Intervention de Julien Denormandie

Séance en hémicycle du mercredi 12 janvier 2022 à 15h00
Gestion des risques climatiques en agriculture — Article 3

Julien Denormandie, ministre de l'agriculture et de l'alimentation :

Encore une fois, je comprends ce que vous dites, mais l'animal qui se trouve dans le sac dont vous parlez ne se tire pas ; il faut le pousser ! C'est un principe intangible. En l'occurrence, monsieur Chassaigne, je ne cherche pas à vous tirer mais je ne m'explique pas votre crainte. En effet, l'interlocuteur agréé, c'est, par défaut, la DDT – direction départementale des territoires –, et, si vous ne voulez pas vous adresser à un autre opérateur, vous pourrez continuer à passer par elle. Mais faites un petit sondage parmi les agriculteurs de votre entourage : malgré le travail remarquable qu'accomplissent nos agents sur le terrain – je leur tire mon chapeau –, combien sont satisfaits alors qu'un an et demi après la sécheresse, l'indemnisation au titre des calamités agricoles ne leur a toujours pas été versée ?

Ensuite – c'est mon deuxième point –, dans la situation actuelle, au-dessus de 30 % de pertes, aucune indemnisation n'est prévue pour quelqu'un qui n'est pas assuré, y compris dans la prairie, puisque le CNGRA commence à intervenir lorsque les pertes excèdent 30 % de la production annuelle moyenne. Et pourtant, 1 % de nos éleveurs seulement sont couverts par l'assurance prairie.

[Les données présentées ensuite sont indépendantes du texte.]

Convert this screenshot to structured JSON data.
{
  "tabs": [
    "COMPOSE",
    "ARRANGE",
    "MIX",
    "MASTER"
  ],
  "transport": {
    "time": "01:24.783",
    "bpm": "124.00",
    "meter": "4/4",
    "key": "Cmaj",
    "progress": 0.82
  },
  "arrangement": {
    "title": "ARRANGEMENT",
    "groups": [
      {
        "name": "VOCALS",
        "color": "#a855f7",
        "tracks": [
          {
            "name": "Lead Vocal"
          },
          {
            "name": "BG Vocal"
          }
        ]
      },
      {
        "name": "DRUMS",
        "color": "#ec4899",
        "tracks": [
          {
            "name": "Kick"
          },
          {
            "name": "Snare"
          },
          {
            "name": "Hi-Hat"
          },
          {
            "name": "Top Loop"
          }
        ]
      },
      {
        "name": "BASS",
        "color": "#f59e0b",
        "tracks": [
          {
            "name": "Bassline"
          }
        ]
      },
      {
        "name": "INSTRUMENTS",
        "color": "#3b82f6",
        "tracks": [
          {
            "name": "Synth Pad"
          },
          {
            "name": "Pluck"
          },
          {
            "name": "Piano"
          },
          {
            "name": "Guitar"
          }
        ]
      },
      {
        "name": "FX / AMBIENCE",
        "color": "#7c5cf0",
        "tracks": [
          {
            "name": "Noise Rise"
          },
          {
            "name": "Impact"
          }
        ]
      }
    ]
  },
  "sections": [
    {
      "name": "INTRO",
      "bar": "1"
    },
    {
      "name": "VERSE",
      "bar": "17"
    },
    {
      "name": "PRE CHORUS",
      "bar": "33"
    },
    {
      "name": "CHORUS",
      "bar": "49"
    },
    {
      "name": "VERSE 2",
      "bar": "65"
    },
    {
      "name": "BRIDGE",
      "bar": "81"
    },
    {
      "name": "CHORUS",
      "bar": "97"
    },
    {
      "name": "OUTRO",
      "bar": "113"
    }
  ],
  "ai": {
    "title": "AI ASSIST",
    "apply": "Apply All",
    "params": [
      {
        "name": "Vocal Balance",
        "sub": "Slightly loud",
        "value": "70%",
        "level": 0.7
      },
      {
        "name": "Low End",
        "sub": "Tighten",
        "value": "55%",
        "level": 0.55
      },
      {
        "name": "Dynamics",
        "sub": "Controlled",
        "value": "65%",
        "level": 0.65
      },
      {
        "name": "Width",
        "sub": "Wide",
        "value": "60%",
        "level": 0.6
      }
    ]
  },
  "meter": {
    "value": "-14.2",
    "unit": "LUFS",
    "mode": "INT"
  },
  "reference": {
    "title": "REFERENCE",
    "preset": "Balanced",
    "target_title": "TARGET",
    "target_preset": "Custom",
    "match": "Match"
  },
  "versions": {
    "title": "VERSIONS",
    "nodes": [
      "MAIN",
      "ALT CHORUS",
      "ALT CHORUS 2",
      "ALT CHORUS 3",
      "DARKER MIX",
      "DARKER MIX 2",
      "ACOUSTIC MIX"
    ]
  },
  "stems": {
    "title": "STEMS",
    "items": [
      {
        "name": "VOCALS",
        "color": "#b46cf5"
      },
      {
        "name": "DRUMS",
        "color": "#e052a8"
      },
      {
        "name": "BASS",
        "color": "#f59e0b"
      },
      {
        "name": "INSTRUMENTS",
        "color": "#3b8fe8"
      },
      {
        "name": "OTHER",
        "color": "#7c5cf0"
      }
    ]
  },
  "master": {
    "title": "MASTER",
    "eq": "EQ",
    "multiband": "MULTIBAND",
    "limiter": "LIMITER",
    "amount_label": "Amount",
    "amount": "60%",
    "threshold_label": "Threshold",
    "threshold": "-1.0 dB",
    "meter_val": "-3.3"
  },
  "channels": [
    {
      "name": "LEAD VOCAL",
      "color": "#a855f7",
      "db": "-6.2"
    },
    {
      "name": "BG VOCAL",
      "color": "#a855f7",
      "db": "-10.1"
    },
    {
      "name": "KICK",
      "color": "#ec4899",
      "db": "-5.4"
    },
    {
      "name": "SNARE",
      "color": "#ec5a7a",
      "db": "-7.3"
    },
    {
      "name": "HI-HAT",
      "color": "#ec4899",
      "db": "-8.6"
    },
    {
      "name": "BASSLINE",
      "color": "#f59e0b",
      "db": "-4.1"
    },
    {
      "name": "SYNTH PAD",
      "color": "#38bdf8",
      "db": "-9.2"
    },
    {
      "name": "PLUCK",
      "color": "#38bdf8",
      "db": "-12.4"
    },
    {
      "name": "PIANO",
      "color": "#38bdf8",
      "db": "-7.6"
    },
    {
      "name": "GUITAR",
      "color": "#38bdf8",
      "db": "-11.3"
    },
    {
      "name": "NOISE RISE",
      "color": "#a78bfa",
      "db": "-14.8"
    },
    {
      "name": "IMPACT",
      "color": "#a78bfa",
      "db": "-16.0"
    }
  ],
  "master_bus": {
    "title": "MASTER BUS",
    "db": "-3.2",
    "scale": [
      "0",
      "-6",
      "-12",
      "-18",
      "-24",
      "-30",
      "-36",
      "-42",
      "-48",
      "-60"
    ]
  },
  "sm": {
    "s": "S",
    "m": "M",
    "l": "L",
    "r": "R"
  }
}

Prenons l'exemple d'un éleveur qui, parce que nous aurons réussi à diminuer le coût de cette assurance, sera couvert pour des pertes situées entre 20 et 30 % de sa production et qui bénéficiera donc d'une assurance qui se déclenchera dès 20 % de pertes. Ne croyez-vous pas, monsieur le président Chassaigne, que l'éleveur qui aura fait ce choix, en acceptant l'offre proposée par un assureur, sera très content que ce même assureur lui verse par ailleurs, pour le compte de l'État, l'indemnisation prévue en cas de pertes excédant 30 %, seuil à partir duquel l'État interviendra ? À l'évidence, il le sera ! Qui peut le plus peut le moins et, en l'occurrence, nous proposons qu'il soit possible de passer par un réseau d'interlocuteurs agréés. Si l'éleveur ne le souhaite pas, c'est la DDT qui, par défaut, interviendra – on peut l'écrire au Journal officiel ! Mais, dans de nombreux cas, les agriculteurs eux-mêmes voudront passer par d'autres interlocuteurs. C'est une évidence !

J'ai déjà répondu par ailleurs concernant la minoration de 50 % de la prime d'assurance pour les exploitants non assurés. Quant à la prise en compte de la moyenne olympique comme base de calcul pour l'indemnisation des pertes de récolte, il s'agit – pour le dire simplement – du référentiel établi pour définir le niveau de subvention que l'État peut attribuer : de telles subventions ne peuvent être versées au titre des régimes d'aides publiques que si le référentiel utilisé est celui de la moyenne olympique. Cela renvoie en outre à des discussions en cours à propos de la boîte verte de l'OMC – Organisation mondiale du commerce. J'éviterai d'être trop technique mais c'est pour moi une préoccupation majeure, que nous devons exprimer dans les enceintes européennes et internationales, afin de faire évoluer les choses.

Enfin – vous le savez très bien, monsieur le député –, le problème majeur qui se pose lorsque l'on cherche à évaluer les dégâts causés par la sécheresse sur les prairies, c'est la méthode de calcul, qui est délirante : elle se fonde sur la pousse de l'herbe, en début de saison, alors que celle-ci n'est pas forcément en rapport avec la quantité de foin disponible à la fin – entre les deux, il a pu se passer plein de choses ! C'est ce système que nous voulons améliorer, puisqu'il ne fonctionne pas, afin que l'indemnisation soit finalement la plus proche possible de la réalité vécue par l'éleveur. Mais nous ne voulons pas pour autant créer une usine à gaz, car il faut que le versement soit rapide. Voilà le double défi auquel nous cherchons à répondre.